Five-signal retrieval formula that blends semantic similarity, recency, importance, intent match, and entity overlap for optimal AI context.
Every piece of context retrieved for the AI is scored using five signals: semantic similarity (Vectorize cosine distance), recency (exponential decay from last update), importance (type-weighted — spend data scores 0.85, board data 0.55), intent match (how well the item matches the classified intent), and entity overlap (shared clients, projects, or tasks with the query). The signals are combined using per-intent weighting profiles.
Different query types weight the signals differently. Financial queries emphasise recency (0.30 weight, 7-day half-life) because spend data becomes stale quickly. Process queries emphasise semantic similarity (0.35 weight, 90-day half-life) because documentation stays relevant longer. Search queries emphasise entity overlap (0.35 weight) to surface exact matches. All profile weights sum to 1.0.

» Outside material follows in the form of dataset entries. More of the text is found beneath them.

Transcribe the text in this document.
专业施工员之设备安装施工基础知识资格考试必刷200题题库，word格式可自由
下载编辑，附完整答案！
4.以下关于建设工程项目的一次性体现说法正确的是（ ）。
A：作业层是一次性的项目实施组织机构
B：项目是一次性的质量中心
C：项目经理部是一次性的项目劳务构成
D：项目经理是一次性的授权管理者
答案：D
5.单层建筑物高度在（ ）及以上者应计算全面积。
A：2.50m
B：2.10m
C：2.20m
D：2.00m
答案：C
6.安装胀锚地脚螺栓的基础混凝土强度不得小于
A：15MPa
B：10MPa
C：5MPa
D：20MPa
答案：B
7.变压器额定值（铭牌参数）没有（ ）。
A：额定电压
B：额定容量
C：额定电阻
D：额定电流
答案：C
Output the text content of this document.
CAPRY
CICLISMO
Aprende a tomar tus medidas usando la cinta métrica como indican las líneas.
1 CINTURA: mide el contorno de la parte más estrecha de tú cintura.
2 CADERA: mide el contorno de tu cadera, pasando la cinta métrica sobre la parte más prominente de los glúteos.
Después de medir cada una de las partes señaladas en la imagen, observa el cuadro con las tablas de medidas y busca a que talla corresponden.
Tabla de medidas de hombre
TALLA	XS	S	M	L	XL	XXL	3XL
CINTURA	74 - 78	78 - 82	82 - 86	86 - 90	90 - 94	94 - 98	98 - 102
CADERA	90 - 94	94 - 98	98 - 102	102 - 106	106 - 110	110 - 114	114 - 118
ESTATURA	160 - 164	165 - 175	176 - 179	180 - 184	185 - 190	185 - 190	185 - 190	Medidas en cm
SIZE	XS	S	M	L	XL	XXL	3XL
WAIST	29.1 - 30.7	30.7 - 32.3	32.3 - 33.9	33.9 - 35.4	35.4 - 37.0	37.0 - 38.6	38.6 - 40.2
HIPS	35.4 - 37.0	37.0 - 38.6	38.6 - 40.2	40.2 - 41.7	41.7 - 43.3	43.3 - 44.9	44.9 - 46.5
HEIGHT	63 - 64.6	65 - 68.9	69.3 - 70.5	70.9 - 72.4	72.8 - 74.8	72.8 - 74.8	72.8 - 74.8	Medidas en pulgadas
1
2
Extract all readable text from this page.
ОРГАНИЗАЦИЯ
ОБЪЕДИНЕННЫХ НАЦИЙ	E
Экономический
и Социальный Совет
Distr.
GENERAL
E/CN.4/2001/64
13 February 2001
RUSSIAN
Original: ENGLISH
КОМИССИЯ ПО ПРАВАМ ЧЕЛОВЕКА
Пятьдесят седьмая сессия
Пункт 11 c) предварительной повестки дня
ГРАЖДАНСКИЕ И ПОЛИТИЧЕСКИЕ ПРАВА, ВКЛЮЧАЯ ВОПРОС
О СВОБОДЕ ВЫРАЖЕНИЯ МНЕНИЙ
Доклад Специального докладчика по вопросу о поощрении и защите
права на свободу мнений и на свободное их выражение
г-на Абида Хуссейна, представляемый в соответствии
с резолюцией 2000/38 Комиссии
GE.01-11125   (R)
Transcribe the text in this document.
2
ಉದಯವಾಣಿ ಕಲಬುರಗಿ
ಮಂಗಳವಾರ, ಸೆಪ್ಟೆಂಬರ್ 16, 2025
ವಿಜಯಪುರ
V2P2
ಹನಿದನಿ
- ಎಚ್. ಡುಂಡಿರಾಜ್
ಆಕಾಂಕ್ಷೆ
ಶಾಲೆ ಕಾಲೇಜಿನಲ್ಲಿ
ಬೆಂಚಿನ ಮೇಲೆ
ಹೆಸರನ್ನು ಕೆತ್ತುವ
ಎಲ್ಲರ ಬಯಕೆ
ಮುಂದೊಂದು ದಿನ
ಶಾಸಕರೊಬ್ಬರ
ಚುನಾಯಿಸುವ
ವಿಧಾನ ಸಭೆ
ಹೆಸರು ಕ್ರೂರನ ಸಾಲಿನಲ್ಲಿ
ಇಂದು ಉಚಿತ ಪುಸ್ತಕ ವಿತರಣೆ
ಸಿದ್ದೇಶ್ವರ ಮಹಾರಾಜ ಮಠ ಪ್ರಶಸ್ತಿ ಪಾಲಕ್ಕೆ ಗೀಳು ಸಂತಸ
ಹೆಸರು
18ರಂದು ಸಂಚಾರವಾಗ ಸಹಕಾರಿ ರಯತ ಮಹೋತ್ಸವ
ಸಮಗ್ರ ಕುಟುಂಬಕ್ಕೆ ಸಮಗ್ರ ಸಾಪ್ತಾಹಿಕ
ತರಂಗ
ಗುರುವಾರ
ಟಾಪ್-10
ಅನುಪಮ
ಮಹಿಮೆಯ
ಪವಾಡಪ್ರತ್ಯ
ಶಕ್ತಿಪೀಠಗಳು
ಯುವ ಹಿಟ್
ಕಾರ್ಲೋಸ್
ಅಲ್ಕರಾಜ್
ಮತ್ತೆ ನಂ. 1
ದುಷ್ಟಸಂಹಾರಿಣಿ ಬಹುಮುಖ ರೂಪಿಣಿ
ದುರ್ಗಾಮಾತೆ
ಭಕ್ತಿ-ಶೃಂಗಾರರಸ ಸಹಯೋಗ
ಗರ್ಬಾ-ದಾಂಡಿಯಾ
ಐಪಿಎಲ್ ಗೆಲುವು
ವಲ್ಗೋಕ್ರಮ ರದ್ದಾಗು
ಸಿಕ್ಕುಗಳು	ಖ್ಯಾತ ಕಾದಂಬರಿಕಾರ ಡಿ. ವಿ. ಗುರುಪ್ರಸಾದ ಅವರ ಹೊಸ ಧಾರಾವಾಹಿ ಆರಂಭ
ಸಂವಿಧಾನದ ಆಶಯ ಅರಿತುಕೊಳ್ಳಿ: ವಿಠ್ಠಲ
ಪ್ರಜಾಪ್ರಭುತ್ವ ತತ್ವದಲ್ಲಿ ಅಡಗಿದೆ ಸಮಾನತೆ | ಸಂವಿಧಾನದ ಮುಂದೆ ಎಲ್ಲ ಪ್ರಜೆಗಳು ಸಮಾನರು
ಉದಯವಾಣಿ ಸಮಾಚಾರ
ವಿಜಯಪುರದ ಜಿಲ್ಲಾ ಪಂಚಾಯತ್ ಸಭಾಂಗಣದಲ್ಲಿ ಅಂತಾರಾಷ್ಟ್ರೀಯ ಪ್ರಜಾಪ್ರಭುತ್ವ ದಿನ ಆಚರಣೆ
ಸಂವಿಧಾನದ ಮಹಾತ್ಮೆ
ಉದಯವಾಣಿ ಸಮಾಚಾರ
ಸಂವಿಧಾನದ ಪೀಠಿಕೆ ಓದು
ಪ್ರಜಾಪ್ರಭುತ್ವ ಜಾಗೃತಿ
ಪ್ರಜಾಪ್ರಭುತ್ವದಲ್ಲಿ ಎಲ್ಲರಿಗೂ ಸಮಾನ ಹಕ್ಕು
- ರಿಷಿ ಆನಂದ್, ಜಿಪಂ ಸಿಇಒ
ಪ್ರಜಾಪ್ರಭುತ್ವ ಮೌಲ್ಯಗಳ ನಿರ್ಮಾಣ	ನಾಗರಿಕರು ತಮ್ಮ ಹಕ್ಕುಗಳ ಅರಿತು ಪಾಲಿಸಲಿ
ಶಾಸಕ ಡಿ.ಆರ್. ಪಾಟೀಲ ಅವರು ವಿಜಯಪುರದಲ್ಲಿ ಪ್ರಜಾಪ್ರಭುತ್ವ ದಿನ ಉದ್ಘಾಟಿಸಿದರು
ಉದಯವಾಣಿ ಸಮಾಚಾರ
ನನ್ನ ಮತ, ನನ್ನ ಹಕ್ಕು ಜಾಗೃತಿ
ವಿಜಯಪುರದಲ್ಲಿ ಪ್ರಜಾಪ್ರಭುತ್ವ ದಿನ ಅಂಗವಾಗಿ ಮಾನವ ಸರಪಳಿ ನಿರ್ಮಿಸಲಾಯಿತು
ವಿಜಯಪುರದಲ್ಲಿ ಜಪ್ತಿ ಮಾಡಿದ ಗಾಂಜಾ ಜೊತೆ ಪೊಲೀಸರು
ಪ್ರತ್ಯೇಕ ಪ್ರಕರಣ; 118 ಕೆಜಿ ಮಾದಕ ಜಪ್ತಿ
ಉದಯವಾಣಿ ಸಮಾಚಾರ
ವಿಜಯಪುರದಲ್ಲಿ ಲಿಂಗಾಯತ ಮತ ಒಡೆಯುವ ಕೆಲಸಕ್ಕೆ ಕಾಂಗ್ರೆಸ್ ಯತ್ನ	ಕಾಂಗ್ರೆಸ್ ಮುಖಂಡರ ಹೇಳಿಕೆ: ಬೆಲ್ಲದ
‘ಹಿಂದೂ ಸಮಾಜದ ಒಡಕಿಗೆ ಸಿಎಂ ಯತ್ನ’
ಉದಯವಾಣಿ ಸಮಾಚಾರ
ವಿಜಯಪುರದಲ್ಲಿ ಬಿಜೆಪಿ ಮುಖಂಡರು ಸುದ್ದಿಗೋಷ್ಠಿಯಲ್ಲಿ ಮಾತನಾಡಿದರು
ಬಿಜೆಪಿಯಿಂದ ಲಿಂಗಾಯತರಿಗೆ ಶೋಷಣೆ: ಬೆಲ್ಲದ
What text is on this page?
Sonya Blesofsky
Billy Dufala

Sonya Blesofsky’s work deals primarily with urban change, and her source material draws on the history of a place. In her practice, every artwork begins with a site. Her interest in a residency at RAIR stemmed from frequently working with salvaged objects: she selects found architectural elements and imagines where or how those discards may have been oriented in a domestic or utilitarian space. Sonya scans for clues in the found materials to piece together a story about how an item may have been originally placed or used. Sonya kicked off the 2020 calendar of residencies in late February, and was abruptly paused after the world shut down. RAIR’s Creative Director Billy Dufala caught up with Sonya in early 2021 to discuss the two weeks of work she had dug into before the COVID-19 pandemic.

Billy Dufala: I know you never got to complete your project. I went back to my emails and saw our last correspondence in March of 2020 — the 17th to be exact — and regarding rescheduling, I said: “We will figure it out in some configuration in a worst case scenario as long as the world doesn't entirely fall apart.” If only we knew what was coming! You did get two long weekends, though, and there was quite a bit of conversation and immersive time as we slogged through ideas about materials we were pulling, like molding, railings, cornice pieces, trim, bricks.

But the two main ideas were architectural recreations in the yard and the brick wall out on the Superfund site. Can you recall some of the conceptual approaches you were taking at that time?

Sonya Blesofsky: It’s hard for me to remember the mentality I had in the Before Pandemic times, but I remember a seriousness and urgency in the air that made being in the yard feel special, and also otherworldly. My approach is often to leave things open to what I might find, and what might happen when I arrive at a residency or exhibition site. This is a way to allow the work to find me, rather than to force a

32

To prevent the AI context from being dominated by a single type of information, a diversity penalty applies -0.08 per item beyond 3 of the same type. If the top results are all "spend" items, the fourth and fifth spend items get progressively penalised, letting other types (tasks, briefs, clients) surface. This produces more balanced and useful AI responses.
Items sourced from the database are reranked by Vectorize cosine similarity to the user query. A single Vectorize query generates embeddings and attaches a semanticScore to each item. This hybrid approach — database retrieval plus vector reranking — delivers better results than either approach alone, with graceful degradation if Vectorize is unavailable.